Perché è evidente che isolare completamente un essere umano dal resto del mondo sia una forma di tortura e, anzi, che rappresenti un equivalente simbolico della condanna a morte (soltanto i morti non hanno contatti con gli altri). Ma è anche vero che, prescindendo dalle sacrosante questioni di umanità di cui si discute, la vicenda di Alfredo Cospito – l’anarchico insurrezionalista che da 106 giorni è in sciopero della fame per protestare proprio contro il 41-bis – solleva molti dubbi sul fatto che il 41-bis sia utile a raggiungere lo scopo per cui è stato creato. Come si sa, a sollevare i dubbi più diretti e gravi è stato alla Camera uno dei più accaniti sostenitore dell’efficacia del “carcere duro” in generale e nel caso di Cospito in particolare: Giovanni Donzelli, deputato e responsabile organizzativo di Fratelli d’Italia oltre che vicepresidente del Copasir, il Comitato parlamentare di controllo sui servizi segreti. Donzelli ha detto in Parlamento, peraltro basandosi su informazioni riservate ricevute dal sottosegretario alla Giustizia, Andrea Delmastro: “Cospito ha incontrato mafiosi e il 12 gennaio 2023, mentre parlava coi mafiosi ha incontrato anche i parlamentari Serracchiani, Verini, Lai e Orlando che andavano a incoraggiarlo nella battaglia. Allora voglio sapere, questa sinistra sta dalla parte dello stato o dei terroristi con la mafia? Lo vogliamo sapere in quest’Aula oggi”. Ma come? Come si fa a sostenere l’efficacia e la necessità del 41-bis, se in carcere Cospito è comunque riuscito ad avere contatti con un casalese, un ’ndranghetista e due mafiosi siciliani? Se quello che Donzelli ha detto è vero – e non c’è ragione di credere che non lo sia – è la dimostrazione lampante che il 41-bis non funziona e che per impedire che le organizzazioni criminali possano continuare a essere guidate dal carcere, sarebbe più intelligente e civile sforzarsi di immaginare una soluzione più efficace e umana.

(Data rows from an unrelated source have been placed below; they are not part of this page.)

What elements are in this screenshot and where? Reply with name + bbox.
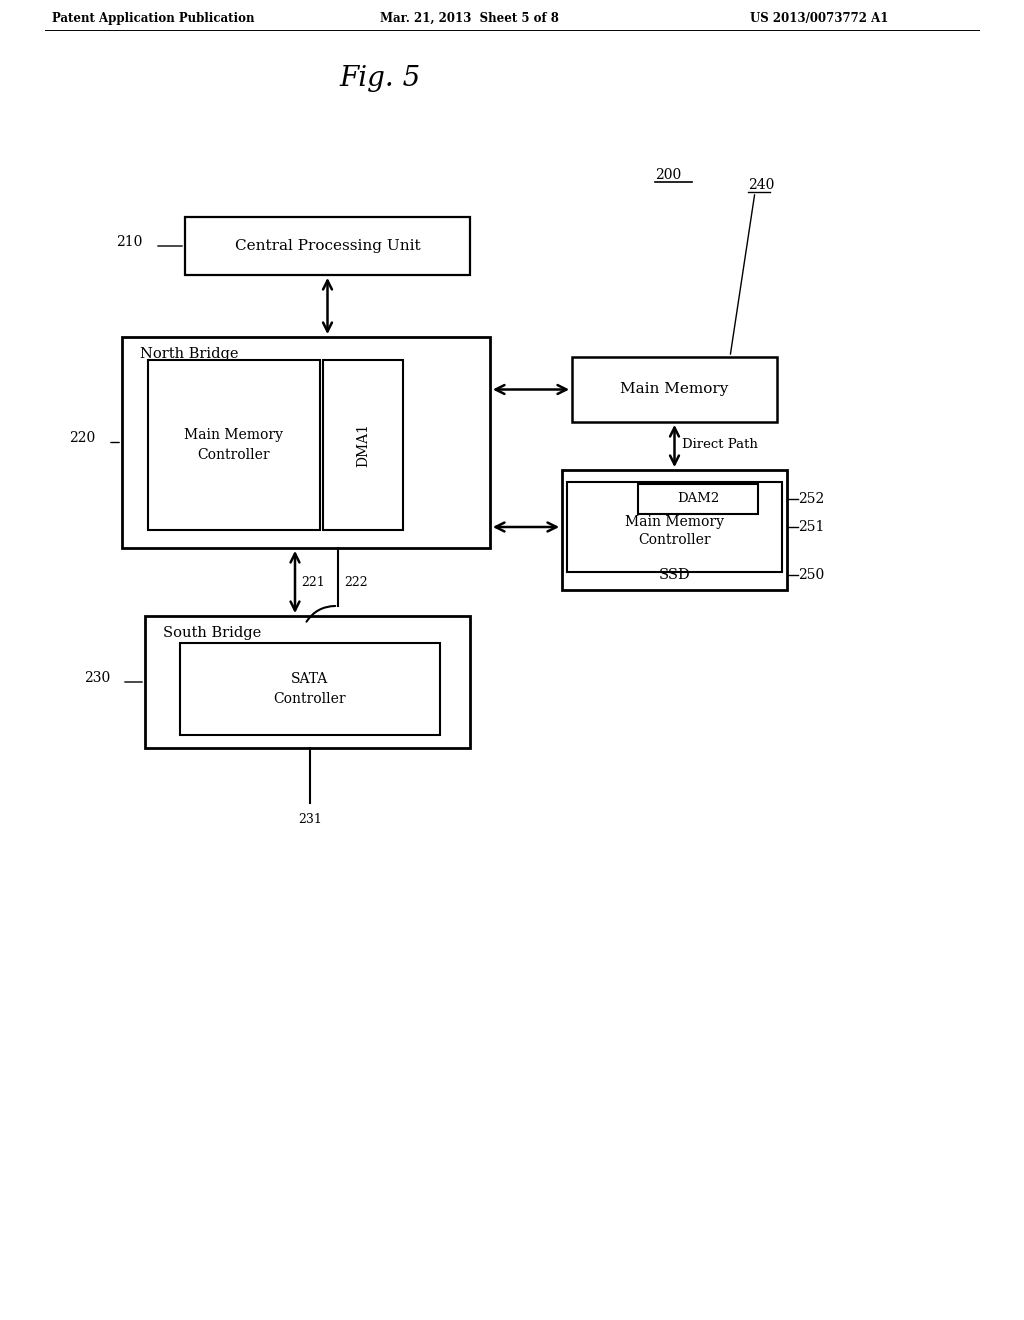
Text: Central Processing Unit: Central Processing Unit: [234, 239, 420, 253]
FancyBboxPatch shape: [572, 356, 777, 422]
Text: North Bridge: North Bridge: [140, 347, 239, 360]
Text: 250: 250: [798, 568, 824, 582]
Text: DAM2: DAM2: [677, 492, 719, 506]
Text: 210: 210: [116, 235, 142, 249]
Text: SSD: SSD: [658, 568, 690, 582]
Text: 251: 251: [798, 520, 824, 535]
Text: Direct Path: Direct Path: [683, 437, 759, 450]
FancyBboxPatch shape: [185, 216, 470, 275]
FancyBboxPatch shape: [638, 484, 758, 513]
Text: 222: 222: [344, 576, 368, 589]
Text: Mar. 21, 2013  Sheet 5 of 8: Mar. 21, 2013 Sheet 5 of 8: [380, 12, 559, 25]
Text: DMA1: DMA1: [356, 422, 370, 467]
Text: 200: 200: [655, 168, 681, 182]
Text: Main Memory
Controller: Main Memory Controller: [625, 515, 724, 548]
Text: Patent Application Publication: Patent Application Publication: [52, 12, 255, 25]
Text: 252: 252: [798, 492, 824, 506]
Text: Main Memory: Main Memory: [621, 383, 729, 396]
Text: Main Memory
Controller: Main Memory Controller: [184, 428, 284, 462]
Text: Fig. 5: Fig. 5: [339, 65, 421, 92]
FancyBboxPatch shape: [180, 643, 440, 735]
FancyBboxPatch shape: [145, 616, 470, 748]
FancyBboxPatch shape: [122, 337, 490, 548]
FancyBboxPatch shape: [567, 482, 782, 572]
FancyBboxPatch shape: [323, 360, 403, 531]
Text: US 2013/0073772 A1: US 2013/0073772 A1: [750, 12, 889, 25]
Text: 240: 240: [748, 178, 774, 191]
Text: South Bridge: South Bridge: [163, 626, 261, 640]
Text: 230: 230: [84, 671, 110, 685]
Text: SATA
Controller: SATA Controller: [273, 672, 346, 706]
FancyBboxPatch shape: [148, 360, 319, 531]
Text: 220: 220: [69, 432, 95, 446]
FancyBboxPatch shape: [562, 470, 787, 590]
Text: 231: 231: [298, 813, 322, 826]
Text: 221: 221: [301, 576, 325, 589]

Ma c’è un altro dubbio, più indiretto e profondo, che la vicenda di Alfredo Cospito solleva. Il fatto è che esistono almeno due modalità di leadership, e il regime del 41-bis agisce, peraltro malamente, come abbiamo appena visto, soltanto sulla più superficiale, quella che si basa sugli ordini – sulla presenza del capo e sulla paura e l’amore dei seguaci – mentre può addirittura avere un effetto deleterio sul tipo di comando che si basa sull’esempio e sul martirio del capo, perché può rafforzarne la leadership e la popolarità. L’assenza del capo, la sua prigionia e la sua sofferenza sono da sempre vettori potentissimi nell’alimentare l’azione dei seguaci, la loro determinazione e coesione. Ed è quello che sta precisamente accadendo. A me non pare che la protesta di Cospito possa essere definita non violenta, come ovunque si legge. Lo sciopero della fame è una forma di violenza deliberata e a lento rilascio che si rivolge contro se stessi, e quindi, come tale, è da considerarsi violenza. Ma è innegabile che da decenni, almeno in Italia, il mondo dell’anarchia insurrezionalista non riusciva a lanciare una “campagna simpatia” più riuscita e un’azione di reclutamento più efficace. Tutto questo è avvenuto grazie al 41-bis, non nonostante il 41-bis, una misura che nella sua inutile atrocità si sta dimostrando insufficiente non soltanto a impedire i contatti del detenuto, ma anche a indebolirne la leadership, che invece rafforza.